Central London investment volume reached £1.7bn in Q4 2011 and £8.4bn for the whole year, reflecting a 14% fall on 2010’s figure.
City investments totalled £1bn in Q4, a slight drop on the £1.5bn recorded in the final quarter of 2010. West End volume in 2011 totalled £3.2bn, a sharp drop from the £4bn in the previous year that was, says CBRE, prompted by dwindling West End stock.
However, CBRE expects a strong start to 2012 with the completion of a number of deals which went under offer in late 2011. Deals include Crosstree’s purchase of 1 Berkeley Street for £155m from Aviva Investors, and Schroders-managed WELPUT paying £65m for 98 Theobalds Road, W1.

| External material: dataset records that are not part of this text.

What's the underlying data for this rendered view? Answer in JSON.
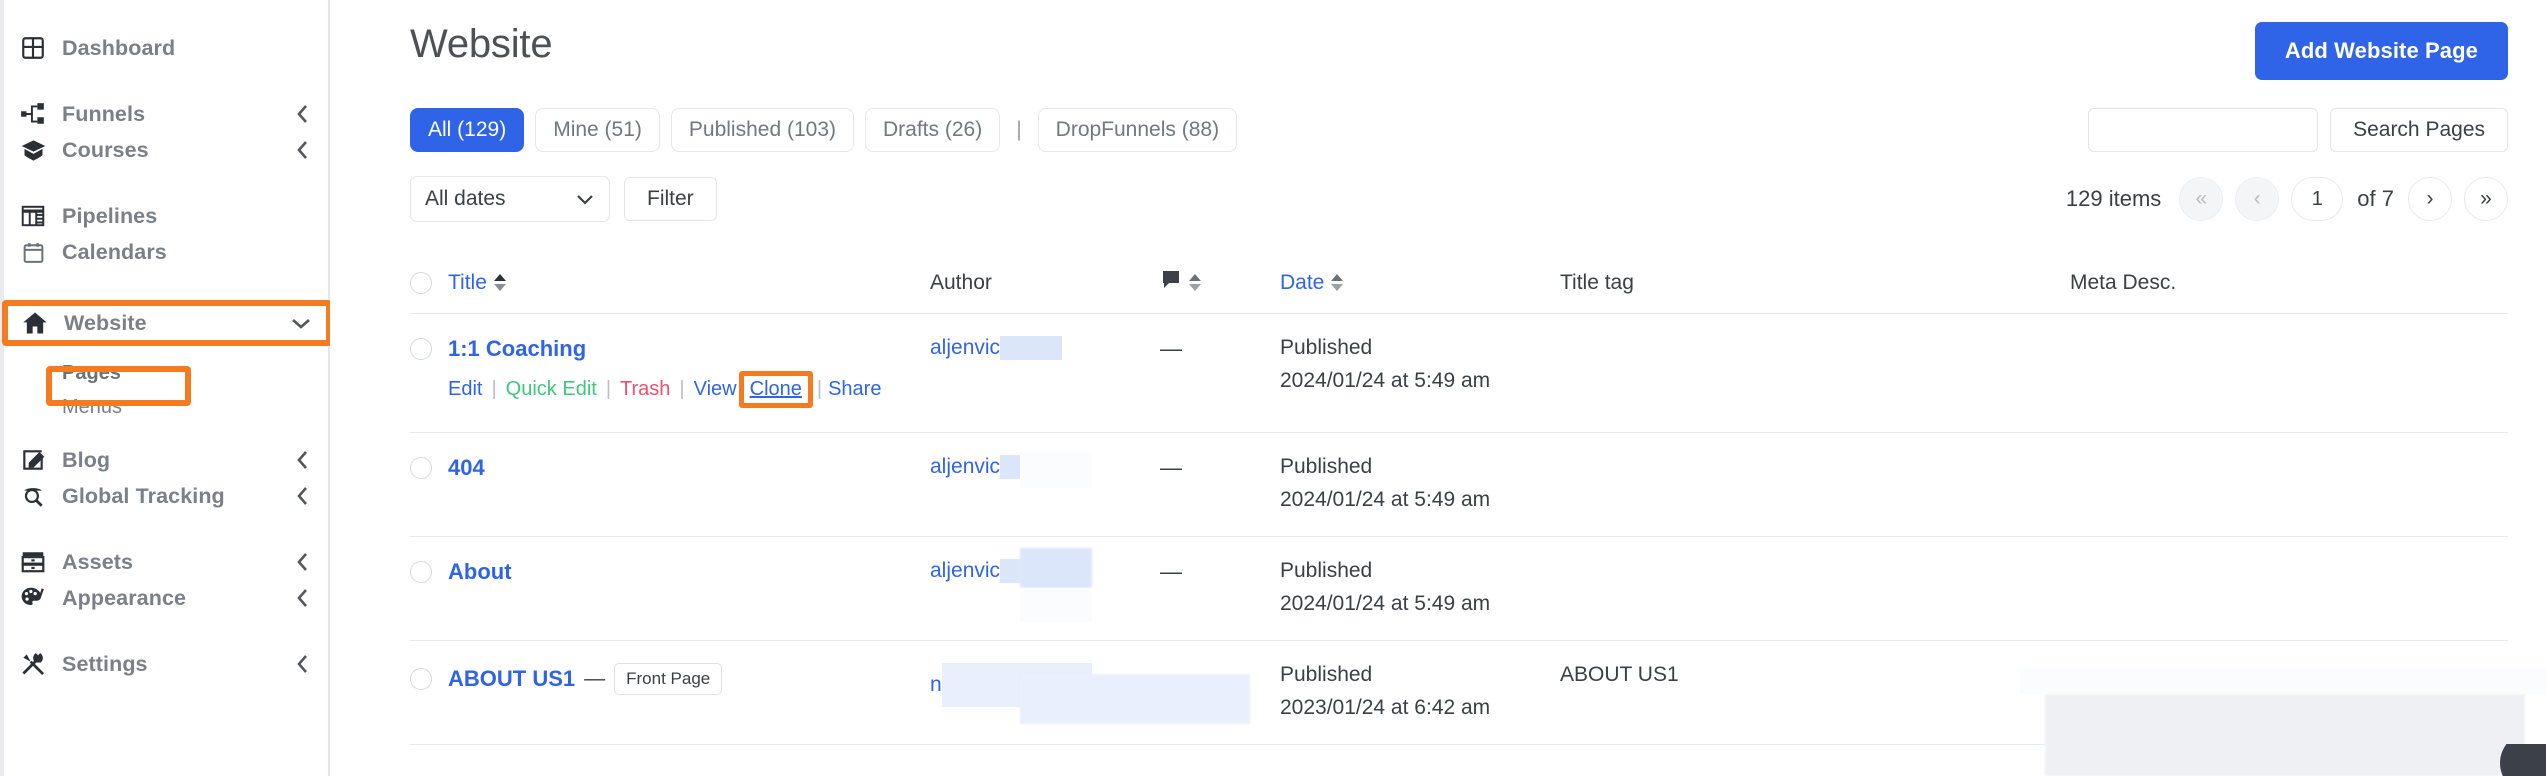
{
  "sidebar": {
    "groups": [
      {
        "items": [
          {
            "label": "Dashboard",
            "icon": "dashboard-icon",
            "chevron": false
          }
        ]
      },
      {
        "items": [
          {
            "label": "Funnels",
            "icon": "funnels-icon",
            "chevron": true
          },
          {
            "label": "Courses",
            "icon": "courses-icon",
            "chevron": true
          }
        ]
      },
      {
        "items": [
          {
            "label": "Pipelines",
            "icon": "pipelines-icon",
            "chevron": false
          },
          {
            "label": "Calendars",
            "icon": "calendar-icon",
            "chevron": false
          }
        ]
      },
      {
        "items": [
          {
            "label": "Blog",
            "icon": "blog-icon",
            "chevron": true
          },
          {
            "label": "Global Tracking",
            "icon": "global-tracking-icon",
            "chevron": true
          }
        ]
      },
      {
        "items": [
          {
            "label": "Assets",
            "icon": "assets-icon",
            "chevron": true
          },
          {
            "label": "Appearance",
            "icon": "appearance-icon",
            "chevron": true
          }
        ]
      },
      {
        "items": [
          {
            "label": "Settings",
            "icon": "settings-icon",
            "chevron": true
          }
        ]
      }
    ],
    "website": {
      "label": "Website",
      "icon": "home-icon",
      "chevron_down": true
    },
    "subitems": [
      {
        "label": "Pages",
        "active": true
      },
      {
        "label": "Menus",
        "active": false
      }
    ],
    "highlight_color": "#f47b20"
  },
  "header": {
    "title": "Website",
    "add_button": "Add Website Page",
    "accent": "#2f64e8"
  },
  "tabs": [
    {
      "label": "All (129)",
      "active": true
    },
    {
      "label": "Mine (51)",
      "active": false
    },
    {
      "label": "Published (103)",
      "active": false
    },
    {
      "label": "Drafts (26)",
      "active": false
    },
    {
      "label": "DropFunnels (88)",
      "active": false
    }
  ],
  "tab_separator": "|",
  "search": {
    "value": "",
    "placeholder": "",
    "button": "Search Pages"
  },
  "filters": {
    "date_select": "All dates",
    "filter_button": "Filter"
  },
  "pager": {
    "count": "129 items",
    "first": "«",
    "prev": "‹",
    "current": "1",
    "of": "of 7",
    "next": "›",
    "last": "»"
  },
  "table": {
    "headers": {
      "title": "Title",
      "author": "Author",
      "comments": "comment-icon",
      "date": "Date",
      "title_tag": "Title tag",
      "meta_desc": "Meta Desc."
    },
    "rows": [
      {
        "title": "1:1 Coaching",
        "badge": "",
        "author": "aljenvic",
        "comments": "—",
        "date_status": "Published",
        "date_value": "2024/01/24 at 5:49 am",
        "title_tag": "",
        "meta_desc": "",
        "actions": [
          {
            "label": "Edit",
            "color": "blue"
          },
          {
            "label": "Quick Edit",
            "color": "green"
          },
          {
            "label": "Trash",
            "color": "red"
          },
          {
            "label": "View",
            "color": "blue"
          },
          {
            "label": "Clone",
            "color": "blue",
            "highlighted": true
          },
          {
            "label": "Share",
            "color": "blue"
          }
        ]
      },
      {
        "title": "404",
        "badge": "",
        "author": "aljenvic",
        "comments": "—",
        "date_status": "Published",
        "date_value": "2024/01/24 at 5:49 am",
        "title_tag": "",
        "meta_desc": "",
        "actions": []
      },
      {
        "title": "About",
        "badge": "",
        "author": "aljenvic",
        "comments": "—",
        "date_status": "Published",
        "date_value": "2024/01/24 at 5:49 am",
        "title_tag": "",
        "meta_desc": "",
        "actions": []
      },
      {
        "title": "ABOUT US1",
        "badge": "Front Page",
        "badge_dash": "—",
        "author": "n",
        "comments": "—",
        "date_status": "Published",
        "date_value": "2023/01/24 at 6:42 am",
        "title_tag": "ABOUT US1",
        "meta_desc": "",
        "actions": []
      }
    ]
  }
}
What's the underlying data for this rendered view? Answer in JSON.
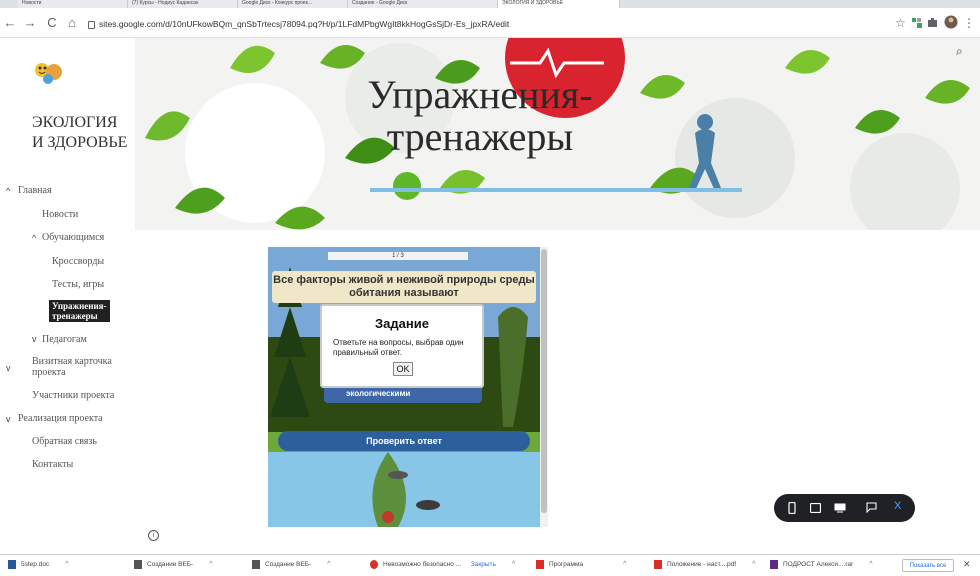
{
  "browser": {
    "tabs": [
      {
        "label": "Новости",
        "active": false
      },
      {
        "label": "(7) Курсы - Нодиус Кадансах",
        "active": false
      },
      {
        "label": "Google Диск - Конкурс проек...",
        "active": false
      },
      {
        "label": "Создание - Google Диск",
        "active": false
      },
      {
        "label": "ЭКОЛОГИЯ И ЗДОРОВЬЕ",
        "active": true
      }
    ],
    "back_label": "←",
    "forward_label": "→",
    "reload_label": "C",
    "home_label": "⌂",
    "url": "sites.google.com/d/10nUFkowBQm_qnSbTrtecsj78094.pq?H/p/1LFdMPbgWgIt8kkHogGsSjDr-Es_jpxRA/edit",
    "star_label": "☆",
    "menu_label": "⋮"
  },
  "sidebar": {
    "site_title_line1": "ЭКОЛОГИЯ",
    "site_title_line2": "И ЗДОРОВЬЕ",
    "items": [
      {
        "label": "Главная",
        "chevron": "^"
      },
      {
        "label": "Новости"
      },
      {
        "label": "Обучающимся",
        "chevron": "^"
      },
      {
        "label": "Кроссворды"
      },
      {
        "label": "Тесты, игры"
      },
      {
        "label_line1": "Упражнения-",
        "label_line2": "тренажеры",
        "active": true
      },
      {
        "label": "Педагогам",
        "chevron": "v"
      },
      {
        "label_line1": "Визитная карточка",
        "label_line2": "проекта",
        "chevron": "v"
      },
      {
        "label": "Участники проекта"
      },
      {
        "label": "Реализация проекта",
        "chevron": "v"
      },
      {
        "label": "Обратная связь"
      },
      {
        "label": "Контакты"
      }
    ]
  },
  "banner": {
    "title_line1": "Упражнения-",
    "title_line2": "тренажеры",
    "search_icon": "⌕"
  },
  "exercise": {
    "progress_text": "1 / 3",
    "question": "Все факторы живой и неживой природы среды обитания называют",
    "answer_partial": "экологическими",
    "check_button": "Проверить ответ",
    "modal": {
      "title": "Задание",
      "text": "Ответьте на вопросы, выбрав один правильный ответ.",
      "ok": "OK"
    }
  },
  "device_toolbar": {
    "close_label": "X"
  },
  "info_label": "i",
  "downloads": {
    "items": [
      {
        "label": "5step.doc"
      },
      {
        "label": "Создание ВЕБ-"
      },
      {
        "label": "Создание ВЕБ-"
      },
      {
        "label": "Невозможно безопасно ..."
      },
      {
        "label": "Программа"
      },
      {
        "label": "Положение - наст....pdf"
      },
      {
        "label": "ПОДРОСТ Алекси....rar"
      }
    ],
    "close_warning_label": "Закрыть",
    "show_all": "Показать все",
    "close_label": "✕"
  }
}
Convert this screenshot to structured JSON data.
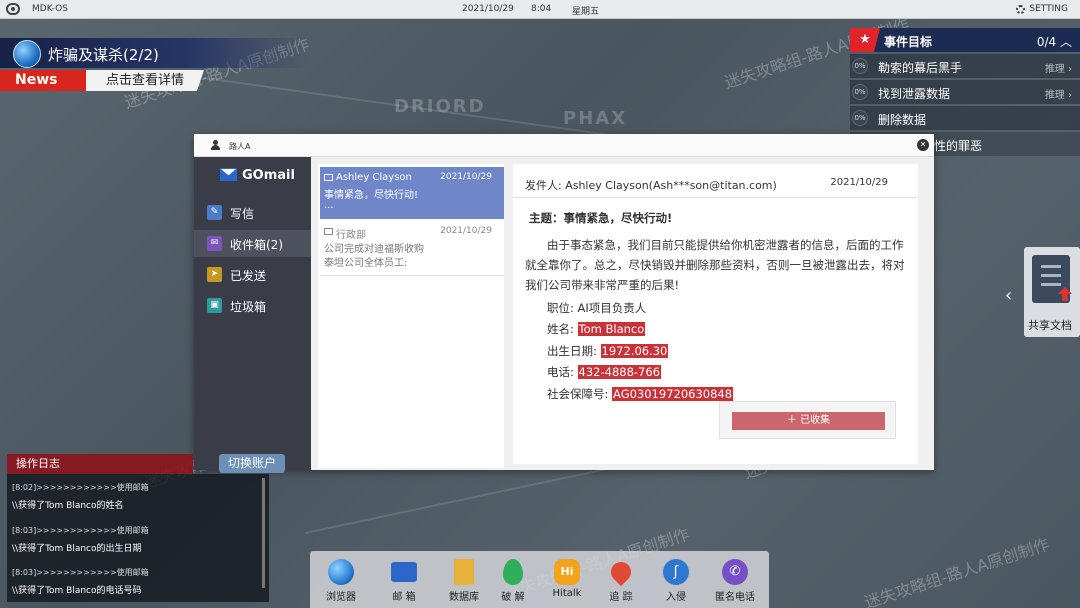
{
  "statusbar": {
    "os_name": "MDK-OS",
    "date": "2021/10/29",
    "time": "8:04",
    "weekday": "星期五",
    "setting": "SETTING"
  },
  "news": {
    "title": "炸骗及谋杀(2/2)",
    "tag": "News",
    "detail": "点击查看详情"
  },
  "map_regions": [
    "DRIORD",
    "PHAX"
  ],
  "events": {
    "title": "事件目标",
    "count": "0/4",
    "items": [
      {
        "pct": "0%",
        "label": "勒索的幕后黑手",
        "hint": "推理"
      },
      {
        "pct": "0%",
        "label": "找到泄露数据",
        "hint": "推理"
      },
      {
        "pct": "0%",
        "label": "删除数据",
        "hint": ""
      },
      {
        "pct": "",
        "label": "性的罪恶",
        "hint": ""
      }
    ]
  },
  "share_doc": {
    "label": "共享文档"
  },
  "window": {
    "user": "路人A",
    "app_name": "GOmail",
    "nav": [
      {
        "label": "写信",
        "icon": "✎",
        "color": "#4a7cc7"
      },
      {
        "label": "收件箱(2)",
        "icon": "✉",
        "color": "#7a56b8"
      },
      {
        "label": "已发送",
        "icon": "➤",
        "color": "#c49a22"
      },
      {
        "label": "垃圾箱",
        "icon": "🗑",
        "color": "#2f9aa0"
      }
    ],
    "switch_account": "切换账户",
    "mails": [
      {
        "sender": "Ashley Clayson",
        "date": "2021/10/29",
        "subject": "事情紧急，尽快行动!",
        "preview": "..."
      },
      {
        "sender": "行政部",
        "date": "2021/10/29",
        "subject": "公司完成对迪福斯收购",
        "preview": "泰坦公司全体员工:"
      }
    ],
    "reader": {
      "from": "发件人:  Ashley Clayson(Ash***son@titan.com)",
      "date": "2021/10/29",
      "subject": "主题：事情紧急，尽快行动!",
      "body": "由于事态紧急，我们目前只能提供给你机密泄露者的信息，后面的工作就全靠你了。总之，尽快销毁并删除那些资料，否则一旦被泄露出去，将对我们公司带来非常严重的后果!",
      "fields": [
        {
          "label": "职位:",
          "value": "AI项目负责人",
          "highlight": false
        },
        {
          "label": "姓名:",
          "value": "Tom Blanco",
          "highlight": true
        },
        {
          "label": "出生日期:",
          "value": "1972.06.30",
          "highlight": true
        },
        {
          "label": "电话:",
          "value": "432-4888-766",
          "highlight": true
        },
        {
          "label": "社会保障号:",
          "value": "AG03019720630848",
          "highlight": true
        }
      ],
      "collected": "已收集"
    }
  },
  "log": {
    "title": "操作日志",
    "entries": [
      {
        "l1": "[8:02]>>>>>>>>>>>>使用邮箱",
        "l2": "\\\\获得了Tom Blanco的姓名"
      },
      {
        "l1": "[8:03]>>>>>>>>>>>>使用邮箱",
        "l2": "\\\\获得了Tom Blanco的出生日期"
      },
      {
        "l1": "[8:03]>>>>>>>>>>>>使用邮箱",
        "l2": "\\\\获得了Tom Blanco的电话号码"
      }
    ]
  },
  "dock": [
    {
      "label": "浏览器",
      "color": "#2c7fd6"
    },
    {
      "label": "邮 箱",
      "color": "#2c67c7"
    },
    {
      "label": "数据库",
      "color": "#e6b23a"
    },
    {
      "label": "破 解",
      "color": "#2fae5c"
    },
    {
      "label": "Hitalk",
      "color": "#f2a51c"
    },
    {
      "label": "追 踪",
      "color": "#e04a35"
    },
    {
      "label": "入侵",
      "color": "#2f78d2"
    },
    {
      "label": "匿名电话",
      "color": "#7650c8"
    }
  ],
  "watermark": "迷失攻略组-路人A原创制作"
}
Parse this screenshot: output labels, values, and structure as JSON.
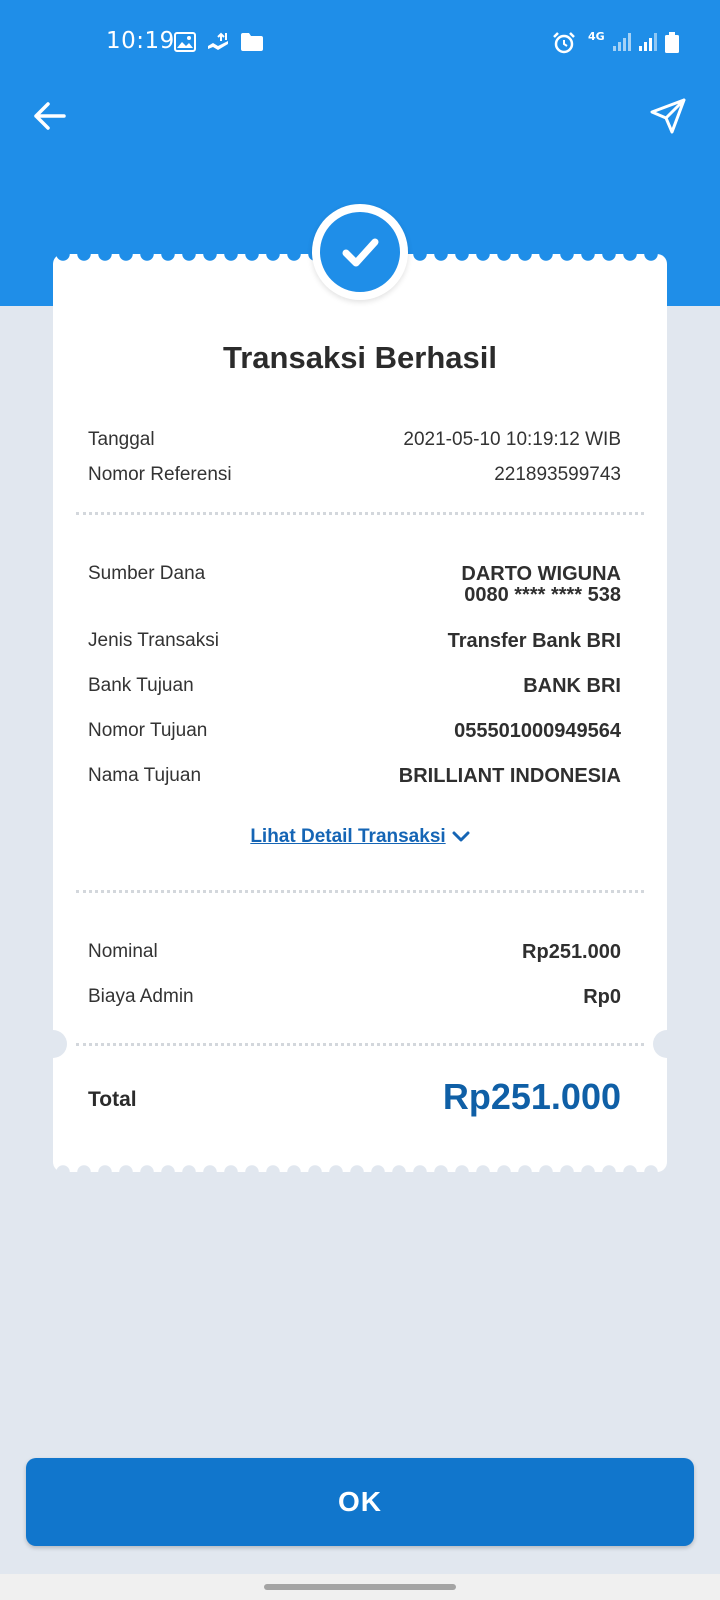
{
  "status_bar": {
    "time": "10:19",
    "network": "4G",
    "icons": [
      "image-icon",
      "data-transfer-icon",
      "folder-icon",
      "alarm-icon",
      "signal-icon",
      "battery-icon"
    ]
  },
  "app_bar": {
    "back_icon": "arrow-left-icon",
    "share_icon": "send-icon"
  },
  "receipt": {
    "status_icon": "check-icon",
    "title": "Transaksi Berhasil",
    "summary": [
      {
        "label": "Tanggal",
        "value": "2021-05-10 10:19:12 WIB"
      },
      {
        "label": "Nomor Referensi",
        "value": "221893599743"
      }
    ],
    "details": [
      {
        "label": "Sumber Dana",
        "value": "DARTO WIGUNA",
        "value2": "0080 **** **** 538"
      },
      {
        "label": "Jenis Transaksi",
        "value": "Transfer Bank BRI"
      },
      {
        "label": "Bank Tujuan",
        "value": "BANK BRI"
      },
      {
        "label": "Nomor Tujuan",
        "value": "055501000949564"
      },
      {
        "label": "Nama Tujuan",
        "value": "BRILLIANT INDONESIA"
      }
    ],
    "detail_link": "Lihat Detail Transaksi",
    "amounts": [
      {
        "label": "Nominal",
        "value": "Rp251.000"
      },
      {
        "label": "Biaya Admin",
        "value": "Rp0"
      }
    ],
    "total_label": "Total",
    "total_value": "Rp251.000"
  },
  "ok_button": {
    "label": "OK"
  },
  "colors": {
    "primary": "#1f8ee8",
    "button": "#1176cc",
    "total_text": "#0f5fa6",
    "link": "#1565b5",
    "background": "#e1e7ef"
  }
}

Fresh West End assets are also expected to come to the market from distressed and bank-led sales.
Foreign buyers continue to be a dominant force in central London, with the Middle East representing 19% of investors in Q4, and the Far East representing 16%.
A CBRE spokesman said: “Overseas investors’ appetite for London offices shows no sign of abating as their share of Q4 transaction volumes rose to an annual high of 62%.”